In response to:

The Wild Blue Yonder from the December 18, 1986 issue

To the Editors:

It might have been fairer of Robert Towers, who reviewed my Diary of a Yuppie in your December 18, 1986, issue, in quoting the impassioned address of one of my characters as an example of something more appropriate to a soap opera of 1895 than to a modern novel, to have added the sentence that immediately followed the character’s outburst: “Alice seemed elated; even she, usually so abstemious, was feeling the effect of the prolonged cocktail period.”

Mr. Towers finds it unusual that a yuppie should be a former English major in Columbia and that I do not know how real Yuppies talk.
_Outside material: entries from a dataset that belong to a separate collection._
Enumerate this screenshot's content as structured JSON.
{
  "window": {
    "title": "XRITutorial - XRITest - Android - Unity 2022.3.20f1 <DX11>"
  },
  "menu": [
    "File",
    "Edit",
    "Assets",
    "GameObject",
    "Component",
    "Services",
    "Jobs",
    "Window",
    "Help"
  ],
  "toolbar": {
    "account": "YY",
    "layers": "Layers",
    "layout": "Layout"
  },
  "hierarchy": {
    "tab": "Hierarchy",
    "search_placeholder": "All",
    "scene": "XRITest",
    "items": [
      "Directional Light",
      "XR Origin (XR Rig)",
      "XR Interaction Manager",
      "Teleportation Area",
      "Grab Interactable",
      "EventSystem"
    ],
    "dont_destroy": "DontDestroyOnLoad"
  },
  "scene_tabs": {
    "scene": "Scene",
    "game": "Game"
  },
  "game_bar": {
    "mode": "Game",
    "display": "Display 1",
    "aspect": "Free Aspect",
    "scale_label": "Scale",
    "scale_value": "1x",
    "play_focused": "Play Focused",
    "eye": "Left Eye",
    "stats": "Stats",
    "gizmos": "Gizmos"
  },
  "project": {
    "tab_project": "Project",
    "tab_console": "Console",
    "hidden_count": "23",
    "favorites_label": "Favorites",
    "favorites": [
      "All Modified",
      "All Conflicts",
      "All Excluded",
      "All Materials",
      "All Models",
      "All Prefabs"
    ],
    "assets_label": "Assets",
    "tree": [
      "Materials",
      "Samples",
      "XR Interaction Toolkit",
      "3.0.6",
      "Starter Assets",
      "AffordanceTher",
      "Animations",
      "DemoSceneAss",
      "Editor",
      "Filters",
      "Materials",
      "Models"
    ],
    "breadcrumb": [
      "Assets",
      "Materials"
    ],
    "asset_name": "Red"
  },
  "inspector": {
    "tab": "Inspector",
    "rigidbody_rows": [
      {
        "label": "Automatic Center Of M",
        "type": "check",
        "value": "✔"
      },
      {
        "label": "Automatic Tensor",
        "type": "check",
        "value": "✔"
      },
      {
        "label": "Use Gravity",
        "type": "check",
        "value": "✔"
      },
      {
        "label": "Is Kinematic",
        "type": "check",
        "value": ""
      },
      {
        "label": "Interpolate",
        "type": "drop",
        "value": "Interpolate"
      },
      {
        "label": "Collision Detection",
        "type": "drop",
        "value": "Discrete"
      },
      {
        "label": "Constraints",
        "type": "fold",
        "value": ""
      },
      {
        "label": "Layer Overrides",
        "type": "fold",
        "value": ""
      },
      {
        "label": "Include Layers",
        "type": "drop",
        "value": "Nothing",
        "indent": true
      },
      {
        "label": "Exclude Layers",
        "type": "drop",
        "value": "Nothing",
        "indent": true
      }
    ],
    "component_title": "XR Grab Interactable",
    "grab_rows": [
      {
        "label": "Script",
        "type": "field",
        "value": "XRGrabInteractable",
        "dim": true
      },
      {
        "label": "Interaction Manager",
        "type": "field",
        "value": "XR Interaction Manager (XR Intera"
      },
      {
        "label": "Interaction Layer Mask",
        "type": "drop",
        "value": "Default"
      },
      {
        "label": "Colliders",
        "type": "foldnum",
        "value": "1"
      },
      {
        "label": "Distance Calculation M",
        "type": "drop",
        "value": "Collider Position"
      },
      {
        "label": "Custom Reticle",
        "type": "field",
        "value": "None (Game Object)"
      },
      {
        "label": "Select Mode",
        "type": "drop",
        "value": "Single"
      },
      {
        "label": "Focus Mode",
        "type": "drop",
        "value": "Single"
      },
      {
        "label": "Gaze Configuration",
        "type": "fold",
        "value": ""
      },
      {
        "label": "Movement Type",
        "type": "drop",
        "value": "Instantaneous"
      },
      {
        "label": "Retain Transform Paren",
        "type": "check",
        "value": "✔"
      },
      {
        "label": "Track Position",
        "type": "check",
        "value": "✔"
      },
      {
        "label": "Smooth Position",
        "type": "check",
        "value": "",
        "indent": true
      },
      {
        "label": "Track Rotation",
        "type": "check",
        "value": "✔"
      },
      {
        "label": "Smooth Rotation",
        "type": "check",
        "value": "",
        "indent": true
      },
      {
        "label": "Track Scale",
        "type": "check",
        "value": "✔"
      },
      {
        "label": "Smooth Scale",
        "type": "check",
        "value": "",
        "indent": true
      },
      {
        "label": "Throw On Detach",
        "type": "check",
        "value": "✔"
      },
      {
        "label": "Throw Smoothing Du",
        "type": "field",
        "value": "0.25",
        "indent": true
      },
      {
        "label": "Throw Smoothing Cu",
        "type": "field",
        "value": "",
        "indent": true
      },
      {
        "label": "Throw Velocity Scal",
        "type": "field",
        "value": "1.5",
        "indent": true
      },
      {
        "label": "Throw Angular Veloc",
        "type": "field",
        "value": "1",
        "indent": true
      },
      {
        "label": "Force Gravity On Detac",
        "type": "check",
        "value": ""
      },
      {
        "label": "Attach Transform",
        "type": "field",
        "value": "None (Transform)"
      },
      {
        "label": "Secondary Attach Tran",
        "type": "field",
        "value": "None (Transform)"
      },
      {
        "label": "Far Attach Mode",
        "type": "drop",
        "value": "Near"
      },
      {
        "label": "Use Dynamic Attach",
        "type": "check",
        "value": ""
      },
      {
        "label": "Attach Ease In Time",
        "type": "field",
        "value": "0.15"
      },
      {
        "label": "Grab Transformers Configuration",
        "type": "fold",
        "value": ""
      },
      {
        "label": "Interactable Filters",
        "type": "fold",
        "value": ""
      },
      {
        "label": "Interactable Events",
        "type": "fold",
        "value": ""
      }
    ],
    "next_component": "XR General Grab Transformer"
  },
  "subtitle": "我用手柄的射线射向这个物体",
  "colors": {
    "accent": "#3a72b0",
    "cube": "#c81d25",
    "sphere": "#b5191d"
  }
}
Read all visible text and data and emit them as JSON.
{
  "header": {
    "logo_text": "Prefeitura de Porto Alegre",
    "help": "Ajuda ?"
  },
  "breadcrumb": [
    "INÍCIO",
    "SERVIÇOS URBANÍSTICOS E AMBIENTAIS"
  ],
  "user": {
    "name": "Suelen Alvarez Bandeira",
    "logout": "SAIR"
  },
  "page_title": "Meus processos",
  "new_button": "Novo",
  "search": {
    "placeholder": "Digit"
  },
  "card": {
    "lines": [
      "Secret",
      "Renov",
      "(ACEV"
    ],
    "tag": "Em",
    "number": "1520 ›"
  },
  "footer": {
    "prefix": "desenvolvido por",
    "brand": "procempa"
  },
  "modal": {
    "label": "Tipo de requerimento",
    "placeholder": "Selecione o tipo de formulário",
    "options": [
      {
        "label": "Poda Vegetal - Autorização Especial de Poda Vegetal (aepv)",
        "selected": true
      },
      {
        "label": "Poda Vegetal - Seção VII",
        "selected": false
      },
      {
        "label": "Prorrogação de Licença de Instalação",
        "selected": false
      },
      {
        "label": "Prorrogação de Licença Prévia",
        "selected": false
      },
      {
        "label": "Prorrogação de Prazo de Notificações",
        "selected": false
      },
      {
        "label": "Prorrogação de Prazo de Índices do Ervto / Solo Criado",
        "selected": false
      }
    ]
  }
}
He ought to interview for a law firm as I have and learn how many students of English today, even including doctors of literature, are going to law school because of the greater material rewards. And finally he says he does not know if my protagonist is “a moral monster, a pathetic bundle of self-delusions, a pretentious phony or a misguided but redeemable young man.” But that is a perfect description of him! It is just what I have tried to make him: all of those things.

Louis Auchincloss

Robert Towers replies:

Mr. Auchincloss and I obviously differ on several points of verisimilitude. Readers of both the novel and the review will be in a position to judge whether Alice’s dialogue is appropriate (heightened by cocktails or not) and whether her husband, the yuppie, has been coherently characterized.